Не подозревали Вы и того, что Вы едва успели миновать Тверь, а у меня в голове, неправда, в душе, созрел уже план прилагаемой при этом главы романа, Вы еще не огляделись
Прежде нежели скажете что-нибудь о самом отрывке, не скажете ли, если можно поскорее, о том, что Вы его получили. Сегодня я взял Ваш браслет и булавку: отдам их Николаю Ап., который будет отправлять портреты. Я уже писал, что я насильно взял один из них, но его на время отнимают от меня, чтобы сделать новую фотографию. Я возьму себе еще оттиск с последнего портрета, он хорош, и все это спрячу в глубине бюро. <…>
Зачем это Вы уехали отсюда? Или бы Вы не приезжали, а если приехали, то не уезжали бы никогда. <…> Вы обещаете мне письмо — сколько надежд и радостей! Потом, может быть, ответите на отрывок — отрывком же? Да? Буду ждать.
Здесь началась обыкновенная жизнь, какая была до Вас: да что в ней? Никуда и ничего не хочется. Я уже уклонился от нескольких вечеров и обедов. Теперь вечер: я не выходил, пишу и не скучаю. Этого со мной давно, да, кажется, никогда не случалось.
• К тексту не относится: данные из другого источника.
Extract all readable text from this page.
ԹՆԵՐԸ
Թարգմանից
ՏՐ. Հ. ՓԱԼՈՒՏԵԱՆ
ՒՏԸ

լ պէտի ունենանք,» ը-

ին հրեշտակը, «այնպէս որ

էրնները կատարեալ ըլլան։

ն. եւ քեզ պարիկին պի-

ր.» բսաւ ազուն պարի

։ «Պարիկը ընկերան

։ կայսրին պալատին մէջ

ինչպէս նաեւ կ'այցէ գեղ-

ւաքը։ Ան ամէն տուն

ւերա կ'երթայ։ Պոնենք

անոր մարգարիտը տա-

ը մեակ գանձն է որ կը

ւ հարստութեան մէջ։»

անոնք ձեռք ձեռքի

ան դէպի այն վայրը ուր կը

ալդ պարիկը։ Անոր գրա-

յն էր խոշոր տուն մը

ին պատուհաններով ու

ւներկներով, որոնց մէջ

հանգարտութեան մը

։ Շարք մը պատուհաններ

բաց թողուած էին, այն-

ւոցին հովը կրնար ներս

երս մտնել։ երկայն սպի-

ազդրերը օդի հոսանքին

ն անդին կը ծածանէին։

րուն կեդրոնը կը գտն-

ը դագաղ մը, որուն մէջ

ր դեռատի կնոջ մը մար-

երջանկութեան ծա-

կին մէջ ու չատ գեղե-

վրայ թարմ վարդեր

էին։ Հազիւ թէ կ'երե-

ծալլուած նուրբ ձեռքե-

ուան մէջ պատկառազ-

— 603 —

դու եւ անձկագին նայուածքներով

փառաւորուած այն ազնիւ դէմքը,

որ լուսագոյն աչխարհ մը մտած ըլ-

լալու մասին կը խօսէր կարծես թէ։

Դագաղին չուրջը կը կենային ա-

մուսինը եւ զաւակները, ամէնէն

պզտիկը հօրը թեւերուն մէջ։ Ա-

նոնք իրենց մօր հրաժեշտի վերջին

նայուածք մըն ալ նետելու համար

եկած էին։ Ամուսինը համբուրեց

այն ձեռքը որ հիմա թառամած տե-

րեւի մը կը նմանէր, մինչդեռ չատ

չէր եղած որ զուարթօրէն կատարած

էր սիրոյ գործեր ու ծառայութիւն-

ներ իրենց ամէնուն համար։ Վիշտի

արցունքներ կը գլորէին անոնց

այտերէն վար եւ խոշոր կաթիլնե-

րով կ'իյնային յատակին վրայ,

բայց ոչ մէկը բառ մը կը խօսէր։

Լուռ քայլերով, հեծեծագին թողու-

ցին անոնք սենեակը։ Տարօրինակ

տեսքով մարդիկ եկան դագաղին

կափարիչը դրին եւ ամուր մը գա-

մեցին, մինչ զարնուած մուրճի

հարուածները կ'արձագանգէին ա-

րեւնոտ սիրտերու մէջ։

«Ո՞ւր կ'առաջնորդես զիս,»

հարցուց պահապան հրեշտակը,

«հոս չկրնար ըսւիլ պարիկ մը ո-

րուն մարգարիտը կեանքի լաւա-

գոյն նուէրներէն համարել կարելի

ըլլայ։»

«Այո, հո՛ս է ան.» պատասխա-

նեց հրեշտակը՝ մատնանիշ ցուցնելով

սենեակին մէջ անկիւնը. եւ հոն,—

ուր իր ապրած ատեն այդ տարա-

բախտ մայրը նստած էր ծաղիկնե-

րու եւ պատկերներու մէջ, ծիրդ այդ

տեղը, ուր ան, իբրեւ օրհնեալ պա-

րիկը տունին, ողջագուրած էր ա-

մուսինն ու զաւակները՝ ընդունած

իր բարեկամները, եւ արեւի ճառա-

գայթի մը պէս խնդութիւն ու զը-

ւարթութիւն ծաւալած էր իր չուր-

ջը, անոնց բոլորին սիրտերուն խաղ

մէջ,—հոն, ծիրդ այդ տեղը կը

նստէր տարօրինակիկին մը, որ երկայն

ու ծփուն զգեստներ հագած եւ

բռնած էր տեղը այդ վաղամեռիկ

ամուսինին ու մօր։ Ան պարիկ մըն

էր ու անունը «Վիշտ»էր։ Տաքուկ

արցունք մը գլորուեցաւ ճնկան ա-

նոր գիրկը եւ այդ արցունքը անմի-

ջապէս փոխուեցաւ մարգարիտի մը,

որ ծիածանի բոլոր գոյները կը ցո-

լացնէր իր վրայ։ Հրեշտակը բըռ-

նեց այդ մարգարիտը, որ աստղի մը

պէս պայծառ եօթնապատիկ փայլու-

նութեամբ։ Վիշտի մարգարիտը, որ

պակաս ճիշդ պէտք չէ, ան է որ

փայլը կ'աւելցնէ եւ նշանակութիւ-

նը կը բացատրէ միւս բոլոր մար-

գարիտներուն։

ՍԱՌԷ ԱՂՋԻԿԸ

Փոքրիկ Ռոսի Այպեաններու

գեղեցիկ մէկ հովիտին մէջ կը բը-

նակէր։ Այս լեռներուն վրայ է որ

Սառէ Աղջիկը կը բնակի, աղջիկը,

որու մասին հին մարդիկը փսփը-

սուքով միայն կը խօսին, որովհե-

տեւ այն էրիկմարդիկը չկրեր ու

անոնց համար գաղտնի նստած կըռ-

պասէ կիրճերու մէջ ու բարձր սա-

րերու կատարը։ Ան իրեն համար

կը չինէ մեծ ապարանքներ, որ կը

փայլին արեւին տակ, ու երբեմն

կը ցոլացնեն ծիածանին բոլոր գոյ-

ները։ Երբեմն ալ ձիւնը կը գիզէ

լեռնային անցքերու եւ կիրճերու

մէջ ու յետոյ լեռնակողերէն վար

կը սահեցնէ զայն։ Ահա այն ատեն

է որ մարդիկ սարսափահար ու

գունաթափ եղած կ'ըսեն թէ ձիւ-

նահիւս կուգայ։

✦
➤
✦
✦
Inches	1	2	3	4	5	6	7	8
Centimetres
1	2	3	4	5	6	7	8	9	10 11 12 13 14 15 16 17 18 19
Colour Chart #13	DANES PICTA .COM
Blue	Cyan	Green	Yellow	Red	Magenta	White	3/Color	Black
У Майковых все то же. Вчера в воскресенье особенно живо вспоминали Вас. <…> Ко мне время от времени подходили Евг. П., Старушка, с вопросом: отчего я мрачен, апатичен, неподвижен, а другие замечали просто, что я «толст». У меня вертелся на языке каламбур, что я «отолстел» совсем, но я умолчал. <…> Что за погода: дождь льет, слякоть. Это право оттого, что Вы уехали. <…>
Глупо письмо: где же взять ума? Ведь Вас уже нет. При Вас у меня были какие-то крылья, которые отпали теперь.
Иван Александрович Гончаров — Елизавете Васильевне Толстой. 28 октября 1855. Из Санкт-Петербурга:
<…> Это печальное обстоятельство, т. е. неполучение от Вас писем, дало мне повод вынуть из бюро Ваш портрет, поставить против себя и вот эдак с вами беседовать. Доведя до сведения вашего, нежнейший (по цвету лица, по крайней мере) друг наш Елизавета Васильевна, об этом участии небольшого кружка Ваших поклонников и поклонниц во всем, что до Вас касается, упомяну, между прочим и о том, что последний, заказанный Вами портрет уже готов, но только вчера утром мог быть выдан, за отсутствием солнца, в двух экземплярах, из которых один я, по данному Вами дозволению, взял себе. <…> Сходства много, но Вы на портрете годами пятью старше — и потом, где тут Ваш сияющий умом и добротой взгляд, где мягкость линий, так гармонически сливающихся в волшебных красках румянца, белизна лица и блеск глаз? Этого нет, но все дополняется памятью сердца, многими неизгладимыми следами Вашего присутствия, словом, Вы живете здесь между друзьями и долго будете жить силою красоты наружной и внутренней. Аминь.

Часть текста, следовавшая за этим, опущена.